Paula White said many Christians took the Bible “out of context.”
Paula White, the pastor of New Destiny Christian Center, recently visited Youth for Tomorrow , a foster facility in Bristow, Virginia, where several unaccompanied immigrant children are housed. These children were trafficked into the United States from Latin American countries like El Salvador, Honduras, and Guatemala. She praised the facility, describing it as “amazing.” She expressed pleasure, pointing out that the center provided not only three adequate healthy meals, but also schooling, psychiatric care, medical care, clinician, language, and chapel services.
White, whose principal claim to fame is being promoted as spiritual advisor to United States President Donald Trump, discussed the logistics affecting the center's operations. She also stated her personal views on the U.S. immigration policies. A media company asked her about immigration as mentioned in the Biblical scriptures. Her reaction was acerbic.
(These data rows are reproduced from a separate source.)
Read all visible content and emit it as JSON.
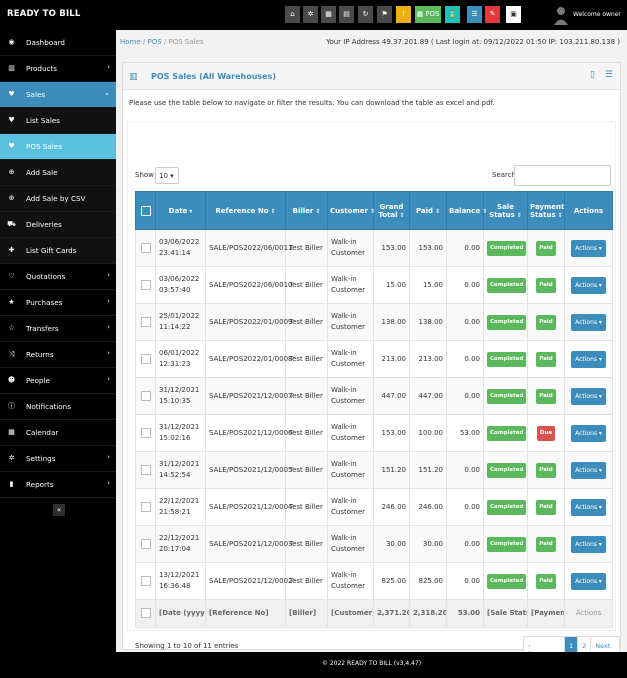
{
  "app": {
    "logo": "READY TO BILL",
    "welcome": "Welcome owner"
  },
  "topbar": {
    "buttons": [
      {
        "name": "home-icon",
        "glyph": "⌂",
        "color": "dark"
      },
      {
        "name": "gears-icon",
        "glyph": "✲",
        "color": "dark"
      },
      {
        "name": "calculator-icon",
        "glyph": "▦",
        "color": "dark"
      },
      {
        "name": "calendar-icon",
        "glyph": "▤",
        "color": "dark"
      },
      {
        "name": "refresh-icon",
        "glyph": "↻",
        "color": "dark"
      },
      {
        "name": "flag-icon",
        "glyph": "⚑",
        "color": "dark"
      },
      {
        "name": "alert-icon",
        "glyph": "!",
        "color": "yellow"
      },
      {
        "name": "pos-button",
        "glyph": "▦ POS",
        "color": "greenwide"
      },
      {
        "name": "hourglass-icon",
        "glyph": "⌛",
        "color": "teal"
      },
      {
        "name": "list-icon",
        "glyph": "☰",
        "color": "blue"
      },
      {
        "name": "edit-icon",
        "glyph": "✎",
        "color": "red"
      },
      {
        "name": "grid-icon",
        "glyph": "▣",
        "color": "white"
      }
    ]
  },
  "sidebar": {
    "items": [
      {
        "label": "Dashboard",
        "icon": "dashboard-icon",
        "glyph": "◉",
        "chev": "",
        "state": ""
      },
      {
        "label": "Products",
        "icon": "barcode-icon",
        "glyph": "▥",
        "chev": "›",
        "state": ""
      },
      {
        "label": "Sales",
        "icon": "heart-icon",
        "glyph": "♥",
        "chev": "⌄",
        "state": "active"
      },
      {
        "label": "List Sales",
        "icon": "heart-icon",
        "glyph": "♥",
        "chev": "",
        "state": "sub"
      },
      {
        "label": "POS Sales",
        "icon": "heart-icon",
        "glyph": "♥",
        "chev": "",
        "state": "current"
      },
      {
        "label": "Add Sale",
        "icon": "plus-circle-icon",
        "glyph": "⊕",
        "chev": "",
        "state": "sub"
      },
      {
        "label": "Add Sale by CSV",
        "icon": "plus-circle-icon",
        "glyph": "⊕",
        "chev": "",
        "state": "sub"
      },
      {
        "label": "Deliveries",
        "icon": "truck-icon",
        "glyph": "⛟",
        "chev": "",
        "state": "sub"
      },
      {
        "label": "List Gift Cards",
        "icon": "gift-icon",
        "glyph": "✚",
        "chev": "",
        "state": "sub"
      },
      {
        "label": "Quotations",
        "icon": "heart-outline-icon",
        "glyph": "♡",
        "chev": "›",
        "state": ""
      },
      {
        "label": "Purchases",
        "icon": "star-icon",
        "glyph": "★",
        "chev": "›",
        "state": ""
      },
      {
        "label": "Transfers",
        "icon": "star-outline-icon",
        "glyph": "☆",
        "chev": "›",
        "state": ""
      },
      {
        "label": "Returns",
        "icon": "random-icon",
        "glyph": "⤨",
        "chev": "›",
        "state": ""
      },
      {
        "label": "People",
        "icon": "users-icon",
        "glyph": "☻",
        "chev": "›",
        "state": ""
      },
      {
        "label": "Notifications",
        "icon": "info-icon",
        "glyph": "ⓘ",
        "chev": "",
        "state": ""
      },
      {
        "label": "Calendar",
        "icon": "calendar-icon",
        "glyph": "▦",
        "chev": "",
        "state": ""
      },
      {
        "label": "Settings",
        "icon": "cog-icon",
        "glyph": "✲",
        "chev": "›",
        "state": ""
      },
      {
        "label": "Reports",
        "icon": "bar-chart-icon",
        "glyph": "▮",
        "chev": "›",
        "state": ""
      }
    ],
    "collapse": "«"
  },
  "breadcrumb": {
    "home": "Home",
    "pos": "POS",
    "current": "POS Sales",
    "sep": "/"
  },
  "ip_info": "Your IP Address 49.37.201.89 ( Last login at: 09/12/2022 01:50 IP: 103.211.80.138 )",
  "panel": {
    "title": "POS Sales (All Warehouses)",
    "intro": "Please use the table below to navigate or filter the results. You can download the table as excel and pdf."
  },
  "table": {
    "show_label": "Show",
    "page_size": "10 ▾",
    "search_label": "Search",
    "headers": [
      "Date",
      "Reference No",
      "Biller",
      "Customer",
      "Grand Total",
      "Paid",
      "Balance",
      "Sale Status",
      "Payment Status",
      "Actions"
    ],
    "rows": [
      {
        "date": "03/06/2022 23:41:14",
        "ref": "SALE/POS2022/06/0011",
        "biller": "Test Biller",
        "customer": "Walk-in Customer",
        "total": "153.00",
        "paid": "153.00",
        "balance": "0.00",
        "sale_status": "Completed",
        "pay_status": "Paid"
      },
      {
        "date": "03/06/2022 03:57:40",
        "ref": "SALE/POS2022/06/0010",
        "biller": "Test Biller",
        "customer": "Walk-in Customer",
        "total": "15.00",
        "paid": "15.00",
        "balance": "0.00",
        "sale_status": "Completed",
        "pay_status": "Paid"
      },
      {
        "date": "25/01/2022 11:14:22",
        "ref": "SALE/POS2022/01/0009",
        "biller": "Test Biller",
        "customer": "Walk-in Customer",
        "total": "138.00",
        "paid": "138.00",
        "balance": "0.00",
        "sale_status": "Completed",
        "pay_status": "Paid"
      },
      {
        "date": "06/01/2022 12:31:23",
        "ref": "SALE/POS2022/01/0008",
        "biller": "Test Biller",
        "customer": "Walk-in Customer",
        "total": "213.00",
        "paid": "213.00",
        "balance": "0.00",
        "sale_status": "Completed",
        "pay_status": "Paid"
      },
      {
        "date": "31/12/2021 15:10:35",
        "ref": "SALE/POS2021/12/0007",
        "biller": "Test Biller",
        "customer": "Walk-in Customer",
        "total": "447.00",
        "paid": "447.00",
        "balance": "0.00",
        "sale_status": "Completed",
        "pay_status": "Paid"
      },
      {
        "date": "31/12/2021 15:02:16",
        "ref": "SALE/POS2021/12/0006",
        "biller": "Test Biller",
        "customer": "Walk-in Customer",
        "total": "153.00",
        "paid": "100.00",
        "balance": "53.00",
        "sale_status": "Completed",
        "pay_status": "Due"
      },
      {
        "date": "31/12/2021 14:52:54",
        "ref": "SALE/POS2021/12/0005",
        "biller": "Test Biller",
        "customer": "Walk-in Customer",
        "total": "151.20",
        "paid": "151.20",
        "balance": "0.00",
        "sale_status": "Completed",
        "pay_status": "Paid"
      },
      {
        "date": "22/12/2021 21:58:21",
        "ref": "SALE/POS2021/12/0004",
        "biller": "Test Biller",
        "customer": "Walk-in Customer",
        "total": "246.00",
        "paid": "246.00",
        "balance": "0.00",
        "sale_status": "Completed",
        "pay_status": "Paid"
      },
      {
        "date": "22/12/2021 20:17:04",
        "ref": "SALE/POS2021/12/0003",
        "biller": "Test Biller",
        "customer": "Walk-in Customer",
        "total": "30.00",
        "paid": "30.00",
        "balance": "0.00",
        "sale_status": "Completed",
        "pay_status": "Paid"
      },
      {
        "date": "13/12/2021 16:36:48",
        "ref": "SALE/POS2021/12/0002",
        "biller": "Test Biller",
        "customer": "Walk-in Customer",
        "total": "825.00",
        "paid": "825.00",
        "balance": "0.00",
        "sale_status": "Completed",
        "pay_status": "Paid"
      }
    ],
    "action_label": "Actions ▾",
    "footer": {
      "date": "[Date (yyyy-mm-dd)]",
      "ref": "[Reference No]",
      "biller": "[Biller]",
      "customer": "[Customer]",
      "total": "2,371.20",
      "paid": "2,318.20",
      "balance": "53.00",
      "sale_status": "[Sale Status]",
      "pay_status": "[Payment Status]",
      "actions": "Actions"
    }
  },
  "pagination": {
    "info": "Showing 1 to 10 of 11 entries",
    "prev": "‹ Previous",
    "pages": [
      "1",
      "2"
    ],
    "next": "Next ›"
  },
  "footer": {
    "text": "© 2022 READY TO BILL (v3.4.47)"
  }
}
She spoke about tougher border laws and explained the fundamental difference between today's undocumented immigrants and Jesus Christ as a child refugee.
White seized the opportunity to criticize fellow Christians who she accused of taking Bible contents out of context. She said although Jesus was a refugee, he was not an illegal one. She claimed that even though Jesus lived in Egypt for about three years and six months, he never broke any laws. If he were, then he would not have been a messiah. Jesus was a baby when Joseph and Mary carried him to Egypt fleeing the violence. The statement made by White implied that the children smuggled into the U.S. by parents could be considered sinful, even though they had no say in this matter. It is to be noted the United States has a history of offering asylum to refugees escaping violence.
— Dr Tyffani M Dent (@DrTyffaniMDent) July 12, 2018
White said that every child present in the facility was assessed on arrival. This includes debt evaluation and medical tests. When asked by the media about the former, she explained that she heard, and subsequently learned, many unaccompanied children are practically dispatched to the United States by their parents. These children, she explained to the media, are brought to the country by human traffickers. Their parents reputedly paid any sums of money ranging from $3,000 to $10,000 so that their children could live in the United States. She claimed that in many cases, parents mortgaged their houses to cough up the amount of money demanded by the smugglers. Whether there’s any truth to these claims is unknown.